Delphi Energy’s $65 million financing transaction in May will support an accelerated capital program in the Montney and will allow it to continue its Bigstone consolidation, following its recently announced acquisition of 22.5 net sections of Montney rights.

Delphi, which averaged of 8,198 boe/d in Q1, has drilled the first eight (5.1 net) wells of its 13 (8.4 net) well 2017 program ahead of schedule. Upon closing of the financing, Delphi intends double its planned drilling program for the remainder of 2017 to spring breakup in 2018, increasing the number of wells drilled from 10 to 20 wells.

The company expects to add a third rig in the fall.

Chinook Energy, which is anticipating a 2017 exit production of 6,300 to 6,500 boe/d, recently shed non-core assets to focus on the Montney. The divestiture yielded Chinook combined net proceeds of $18 million, before closing adjustments.

With the company's focus squarely on the Montney, Chinook's first quarter Birley/Umbach well costs averaged $3.7 million per well to drill and complete.
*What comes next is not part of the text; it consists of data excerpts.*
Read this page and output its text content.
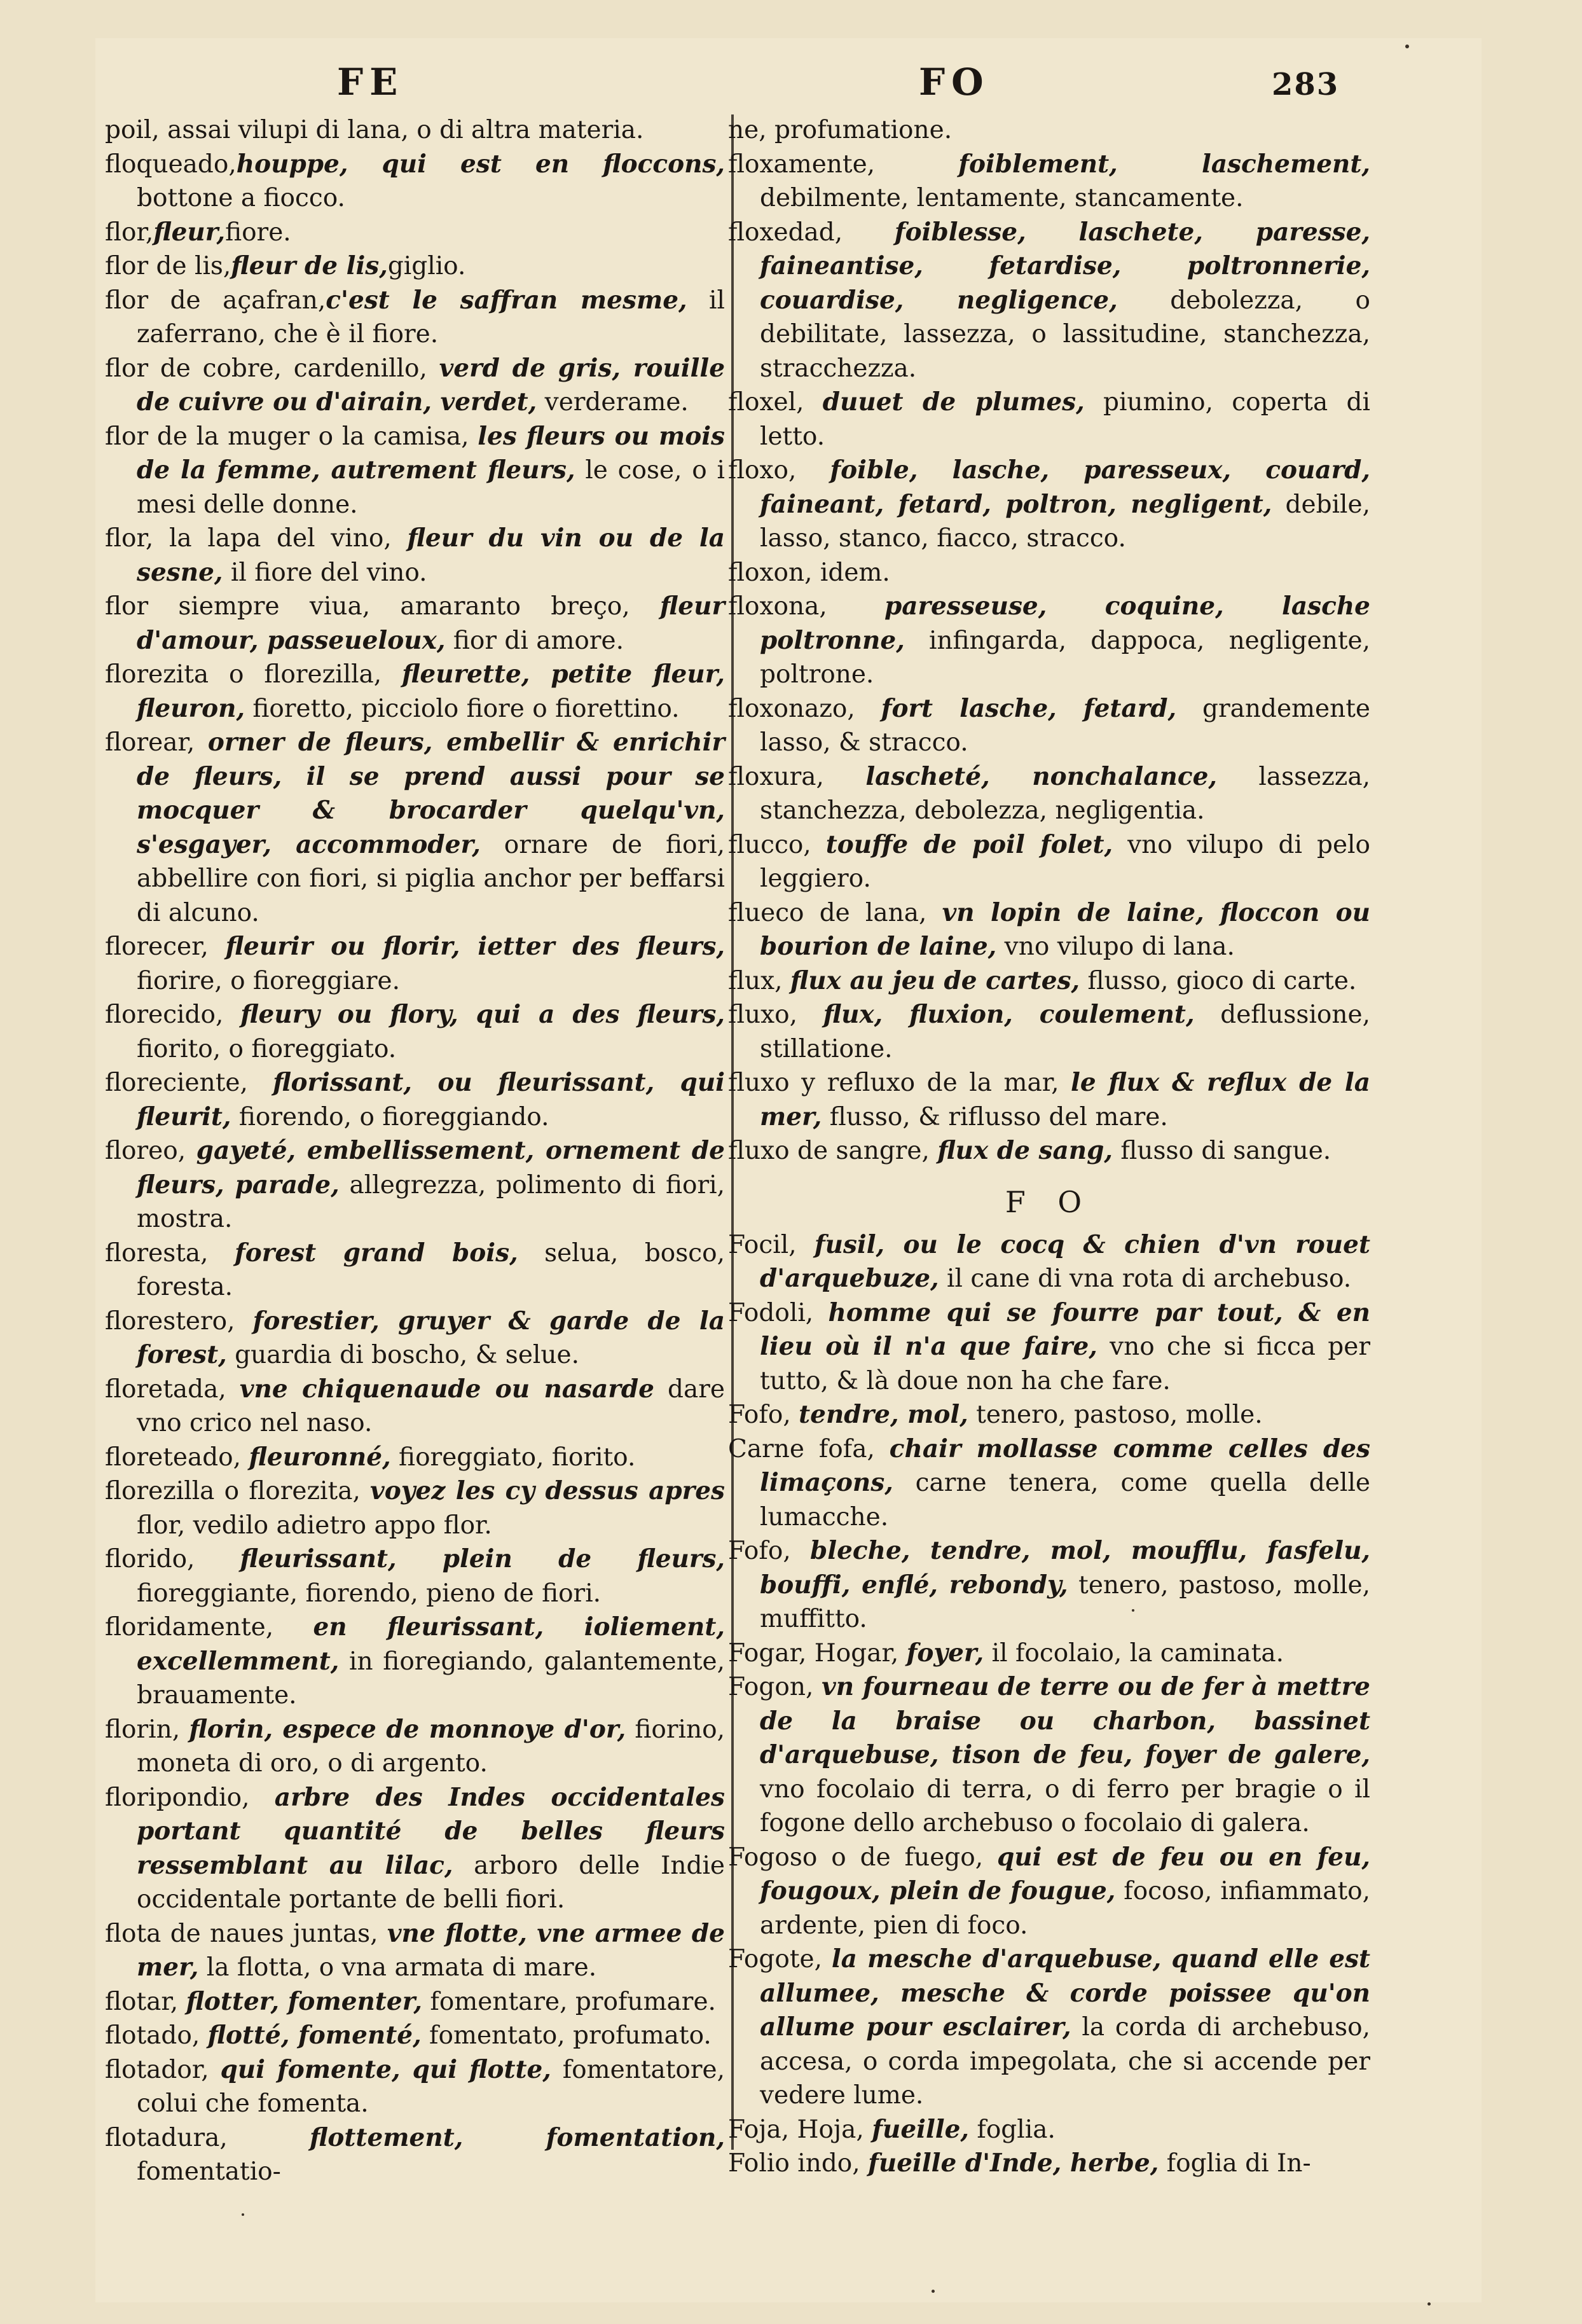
FE	FO	283

poil, assai vilupi di lana, o di altra materia.

floqueado,houppe, qui est en floccons, bottone a fiocco.

flor,fleur,fiore.

flor de lis,fleur de lis,giglio.

flor de açafran,c'est le saffran mesme, il zaferrano, che è il fiore.

flor de cobre, cardenillo, verd de gris, rouille de cuivre ou d'airain, verdet, verderame.

flor de la muger o la camisa, les fleurs ou mois de la femme, autrement fleurs, le cose, o i mesi delle donne.

flor, la lapa del vino, fleur du vin ou de la sesne, il fiore del vino.

flor siempre viua, amaranto breço, fleur d'amour, passeueloux, fior di amore.

florezita o florezilla, fleurette, petite fleur, fleuron, fioretto, picciolo fiore o fiorettino.

florear, orner de fleurs, embellir & enrichir de fleurs, il se prend aussi pour se mocquer & brocarder quelqu'vn, s'esgayer, accommoder, ornare de fiori, abbellire con fiori, si piglia anchor per beffarsi di alcuno.

florecer, fleurir ou florir, ietter des fleurs, fiorire, o fioreggiare.

florecido, fleury ou flory, qui a des fleurs, fiorito, o fioreggiato.

floreciente, florissant, ou fleurissant, qui fleurit, fiorendo, o fioreggiando.

floreo, gayeté, embellissement, ornement de fleurs, parade, allegrezza, polimento di fiori, mostra.

floresta, forest grand bois, selua, bosco, foresta.

florestero, forestier, gruyer & garde de la forest, guardia di boscho, & selue.

floretada, vne chiquenaude ou nasarde dare vno crico nel naso.

floreteado, fleuronné, fioreggiato, fiorito.

florezilla o florezita, voyez les cy dessus apres flor, vedilo adietro appo flor.

florido, fleurissant, plein de fleurs, fioreggiante, fiorendo, pieno de fiori.

floridamente, en fleurissant, ioliement, excellemment, in fioregiando, galantemente, brauamente.

florin, florin, espece de monnoye d'or, fiorino, moneta di oro, o di argento.

floripondio, arbre des Indes occidentales portant quantité de belles fleurs ressemblant au lilac, arboro delle Indie occidentale portante de belli fiori.

flota de naues juntas, vne flotte, vne armee de mer, la flotta, o vna armata di mare.

flotar, flotter, fomenter, fomentare, profumare.

flotado, flotté, fomenté, fomentato, profumato.

flotador, qui fomente, qui flotte, fomentatore, colui che fomenta.

flotadura, flottement, fomentation, fomentatio-

ne, profumatione.

floxamente, foiblement, laschement, debilmente, lentamente, stancamente.

floxedad, foiblesse, laschete, paresse, faineantise, fetardise, poltronnerie, couardise, negligence, debolezza, o debilitate, lassezza, o lassitudine, stanchezza, stracchezza.

floxel, duuet de plumes, piumino, coperta di letto.

floxo, foible, lasche, paresseux, couard, faineant, fetard, poltron, negligent, debile, lasso, stanco, fiacco, stracco.

floxon, idem.

floxona, paresseuse, coquine, lasche poltronne, infingarda, dappoca, negligente, poltrone.

floxonazo, fort lasche, fetard, grandemente lasso, & stracco.

floxura, lascheté, nonchalance, lassezza, stanchezza, debolezza, negligentia.

flucco, touffe de poil folet, vno vilupo di pelo leggiero.

flueco de lana, vn lopin de laine, floccon ou bourion de laine, vno vilupo di lana.

flux, flux au jeu de cartes, flusso, gioco di carte.

fluxo, flux, fluxion, coulement, deflussione, stillatione.

fluxo y refluxo de la mar, le flux & reflux de la mer, flusso, & riflusso del mare.

fluxo de sangre, flux de sang, flusso di sangue.

F O

Focil, fusil, ou le cocq & chien d'vn rouet d'arquebuze, il cane di vna rota di archebuso.

Fodoli, homme qui se fourre par tout, & en lieu où il n'a que faire, vno che si ficca per tutto, & là doue non ha che fare.

Fofo, tendre, mol, tenero, pastoso, molle.

Carne fofa, chair mollasse comme celles des limaçons, carne tenera, come quella delle lumacche.

Fofo, bleche, tendre, mol, moufflu, fasfelu, bouffi, enflé, rebondy, tenero, pastoso, molle, muffitto.

Fogar, Hogar, foyer, il focolaio, la caminata.

Fogon, vn fourneau de terre ou de fer à mettre de la braise ou charbon, bassinet d'arquebuse, tison de feu, foyer de galere, vno focolaio di terra, o di ferro per bragie o il fogone dello archebuso o focolaio di galera.

Fogoso o de fuego, qui est de feu ou en feu, fougoux, plein de fougue, focoso, infiammato, ardente, pien di foco.

Fogote, la mesche d'arquebuse, quand elle est allumee, mesche & corde poissee qu'on allume pour esclairer, la corda di archebuso, accesa, o corda impegolata, che si accende per vedere lume.

Foja, Hoja, fueille, foglia.

Folio indo, fueille d'Inde, herbe, foglia di In-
This represents a 30 per cent decrease from the previous six (5.0 net) wells in the play (the previous average was $5.3 million).

“It's only 1,400 metres deep in our area, so it's a perfect for a company of our size,” Walter Vrataric, Chinook's president and chief executive officer, told the recent annual meeting.

Crew Energy is another company that recently sold non-core assets to focus on the Montney. Its Goose area of northeast British Columbia divestiture provided $49 million that it plans to deploy on its Montney-focused growth strategy.

Along with a $300 million senior debt financing in March, Crew now has the financial flexibility to execute on its longer-term, Montney-focused development strategy, including the expansion of the West Septimus processing facility to 120 mmcf per day.